Below is an extract from the lecture.
“I think pending the establishment of an inclusive Australian Republic we should bring our constitution alive. It has to become a living document for us.
At its foundation, the Australian Constitution as it stands is an exclusionary document for Australia’s Indigenous peoples.
The Referendum in 1967 demonstrated that there is a deep desire for a sense of inclusion in Australian society that many Indigenous people still hold high as the pinnacle of reconciliation in Australia. But unfortunately it has not delivered equality for First Nation peoples.
Up until 1967 the Constitution had exclusion at its base.

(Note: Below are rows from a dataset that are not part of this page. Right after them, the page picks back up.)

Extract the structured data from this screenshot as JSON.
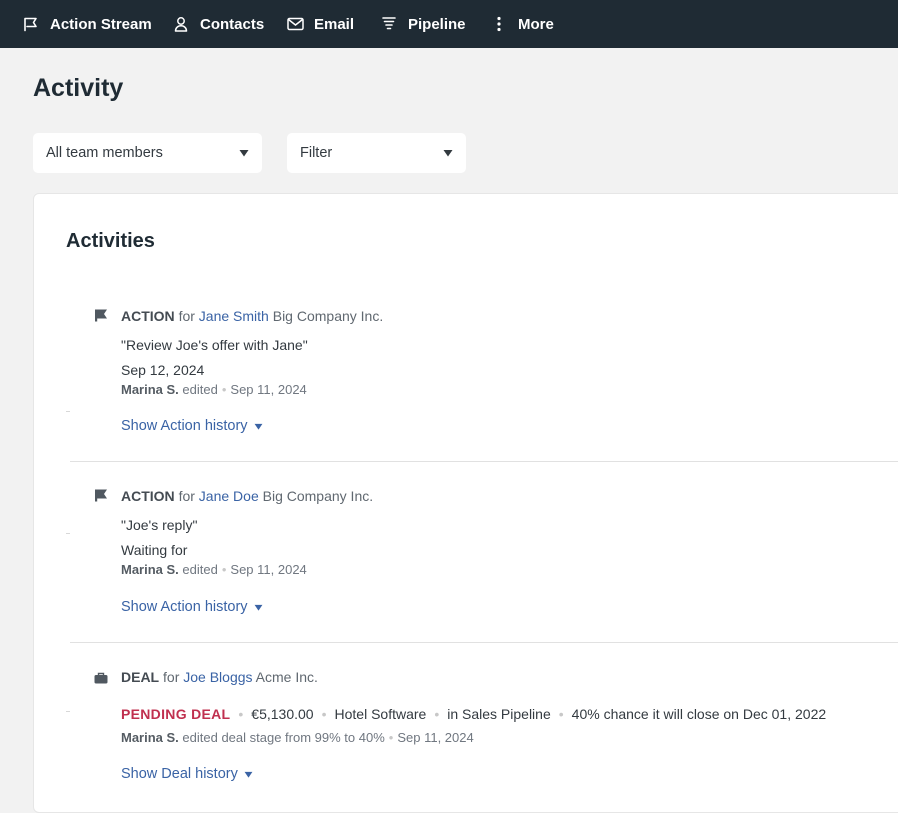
{
  "nav": {
    "items": [
      {
        "label": "Action Stream",
        "icon": "flag-icon"
      },
      {
        "label": "Contacts",
        "icon": "person-icon"
      },
      {
        "label": "Email",
        "icon": "envelope-icon"
      },
      {
        "label": "Pipeline",
        "icon": "funnel-icon"
      },
      {
        "label": "More",
        "icon": "vertical-dots-icon"
      }
    ]
  },
  "page": {
    "title": "Activity"
  },
  "filters": {
    "team": {
      "value": "All team members",
      "icon": "caret-down-icon"
    },
    "filter": {
      "value": "Filter",
      "icon": "caret-down-icon"
    }
  },
  "panel": {
    "title": "Activities",
    "activities": [
      {
        "type": "ACTION",
        "for_word": "for",
        "contact": "Jane Smith",
        "company": "Big Company Inc.",
        "text": "\"Review Joe's offer with Jane\"",
        "detail": "Sep 12, 2024",
        "author": "Marina S.",
        "verb": "edited",
        "date": "Sep 11, 2024",
        "history_label": "Show Action history",
        "icon": "flag-icon"
      },
      {
        "type": "ACTION",
        "for_word": "for",
        "contact": "Jane Doe",
        "company": "Big Company Inc.",
        "text": "\"Joe's reply\"",
        "detail": "Waiting for",
        "author": "Marina S.",
        "verb": "edited",
        "date": "Sep 11, 2024",
        "history_label": "Show Action history",
        "icon": "flag-icon"
      },
      {
        "type": "DEAL",
        "for_word": "for",
        "contact": "Joe Bloggs",
        "company": "Acme Inc.",
        "stage": "PENDING DEAL",
        "amount": "€5,130.00",
        "product": "Hotel Software",
        "pipeline": "in Sales Pipeline",
        "chance": "40% chance it will close on Dec 01, 2022",
        "author": "Marina S.",
        "verb": "edited deal stage from 99% to 40%",
        "date": "Sep 11, 2024",
        "history_label": "Show Deal history",
        "icon": "briefcase-icon"
      }
    ]
  },
  "colors": {
    "nav_bg": "#1f2b34",
    "link": "#3a63a5",
    "pending_stage": "#c0304f",
    "page_bg": "#f2f2f2"
  }
}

The changes to the Constitution allowed the Commonwealth government to pass laws that could be used specifically for Indigenous peoples, but there was, and is, no guarantee that such laws will be beneficial. Indeed the High Court has made it clear that the Commonwealth parliament post 1967 can pass special laws which can benefit or discriminate negatively toward Indigenous Australians.
We witnessed this during the NT Intervention where this power was used not only to discriminate against us but to also actually suspend the operation of the RDA.
The Constitution remains relevant to Indigenous people as theunfinished business of our times, and arguably as the shared unfinished business of the nation as a whole. It gives us a potential for renegotiation of the relationship between Indigenous peoples, as the first self-governing peoples of this continent, to reconcile politically and spiritually with the Australian people and develop a shared sense of national identity.
We also need to be brave, come with a good heart and trust each other. We own our Constitution and we should take charge of it.
Galiya – I’m done!”
The full speech will be screened on Wednesday 31 May at the Northern Plaza, Monash University, Clayton.